Detect WAL hole #13226

hx235 · 2024-12-19T05:13:32Z

Context/Summary:

This PR provides a new Options track_and_verify_wals to detect and handle WAL hole where new WAL data presents while some old WAL data is missing as well as db opened with no WAL. It's for #12488.

It's intended to be a future replacement to track_and_verify_wals_in_manifest for its simplicity, better handling of WAL hole in WALRecoveryMode::kPointInTimeRecovery and potentials to cover more scenarios for WALRecoveryMode::kTolerateCorruptedTailRecords/kAbsoluteConsistency(in future PRs).

The verification is done in LogReader::MaybeVerifyPredecessorWALInfo() and tracking is done in log::Writer::MaybeAddPredecessorWALInfo(). This PR also groups common utilities in log::Writer into functions MaybeHandleSeenFileWriterError(), MaybeSwitchToNewBlock() to avoid adding redundant code

Test:

New UT
Integrate into existing UT
Stress test for 0.5 hour and will keep monitoring after landing
db bench
- The only potential performance implication it has is to the write path since now we keep track of the last seqno recorded in the WAL in log::Writer. Below benchmark show no regression.

./db_bench --benchmarks=fillrandom[-X3] --num=2500000 --db=/dev/shm/db_bench_new --disable_auto_compactions=1 --threads=1 --enable_pipelined_write=0 --disable_wal=0 --track_and_verify_wals=1

Pre
fillrandom [AVG    3 runs] : 310517 (± 5641) ops/sec;   34.4 (± 0.6) MB/sec
fillrandom [MEDIAN 3 runs] : 308848 ops/sec;   34.2 MB/sec

Post
fillrandom [AVG    3 runs] : 311469 (± 4096) ops/sec;   34.5 (± 0.5) MB/sec
fillrandom [MEDIAN 3 runs] : 311961 ops/sec;   34.5 MB/sec

hx235 · 2024-12-19T05:59:16Z

db/log_reader.h

+  // TODO(hx235): to revise `stop_replay_for_corruption_` in `LogReader` since
+  // we have `predecessor_wal_info_` to verify against the `PredecessorWALInfo`
+  // recorded in current WAL. If there is no WAL hole, we can revise
+  // `stop_replay_for_corruption_` to be false.
+  bool stop_replay_for_corruption_;


This means we can do MaybeReviseStopReplayForCorruption()

rocksdb/db/db_impl/db_impl_open.cc

Lines 1518 to 1521 in d957e1a

// In point-in-time recovery mode, if sequence id of log files are

// consecutive, we continue recovery despite corruption. This could

// happen when we open and write to a corrupted DB, where sequence id

// will start from the last sequence id we recovered.

in a better way that is compatible with disable WAL, file ingestion when WAL is recycled (in next PR).

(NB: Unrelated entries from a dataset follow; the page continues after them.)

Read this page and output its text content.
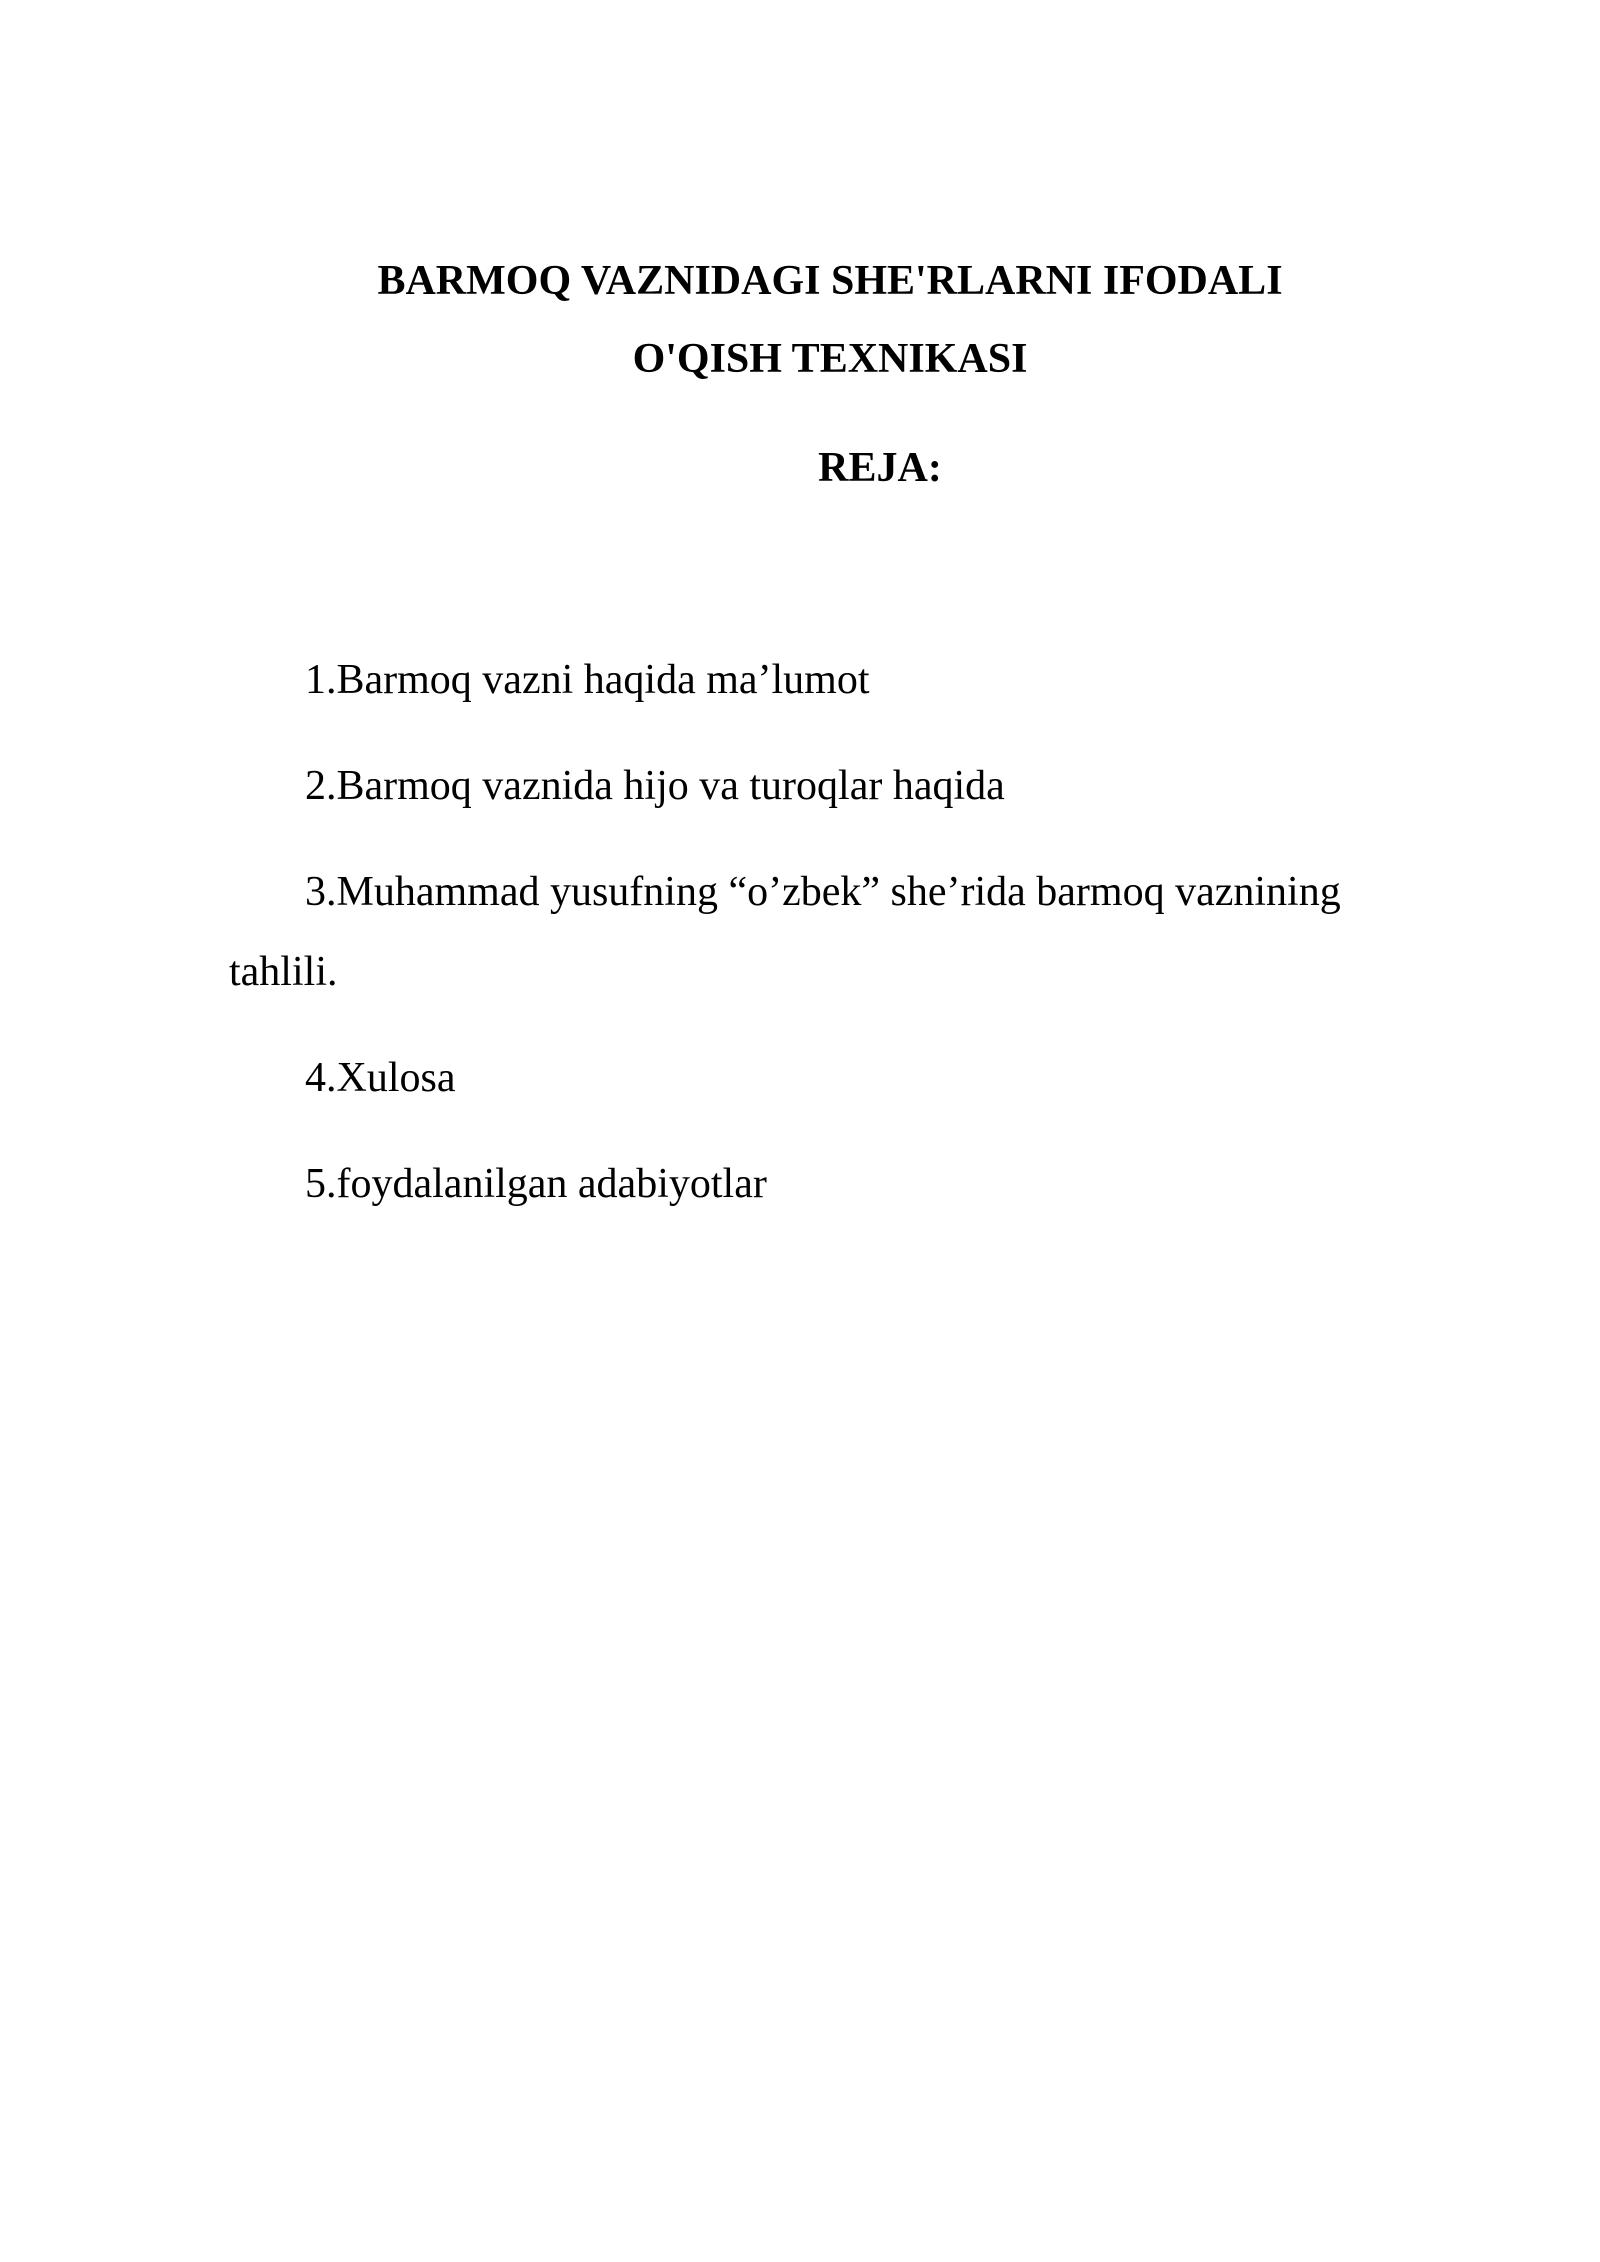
BARMOQ VAZNIDAGI SHE'RLARNI IFODALI
O'QISH TEXNIKASI
REJA:
1.Barmoq vazni haqida ma’lumot
2.Barmoq vaznida hijo va turoqlar haqida
3.Muhammad yusufning “o’zbek” she’rida barmoq vaznining
tahlili.
4.Xulosa
5.foydalanilgan adabiyotlar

So we can fix the issue mentioned #12918 and re-enable ecycle_log_file_num (wal recycling)

hx235 · 2024-12-19T06:19:44Z

db/log_format.h

@@ -17,7 +17,7 @@
 namespace ROCKSDB_NAMESPACE {
 namespace log {

-enum RecordType {
+enum RecordType : int {
  // Zero is reserved for preallocated files


Temporary note to reviewer: Please ignore changes to db/log_format.h. It belongs to #13225 this PR has to base onto.

pdillinger

Looks good overall! A couple of issues and questions

pdillinger · 2024-12-20T22:14:39Z

db/db_wal_test.cc

+  ASSERT_OK(Put("key_ignore1", "wal_to_recycle"));
+  ASSERT_OK(Put("key_ignore2", "wal_to_recycle"));
+  FlushOptions fo;
+  fo.wait = true;


wait = true is the default. Should be able to just ASSERT_OK(Flush())

pdillinger · 2024-12-20T22:29:57Z

db/dbformat.h

+      : log_number_(0),
+        size_bytes_(0),
+        last_seqno_recorded_(0),
+        initialized_(false) {}


I have a slight preference for initializing the fields to obviously fake extreme values (UINT64_MAX) to indicate "not populated with real info," instead of an initialized_ field, because if those get used by accident, it's more obvious what the bug is. Just a personal preference.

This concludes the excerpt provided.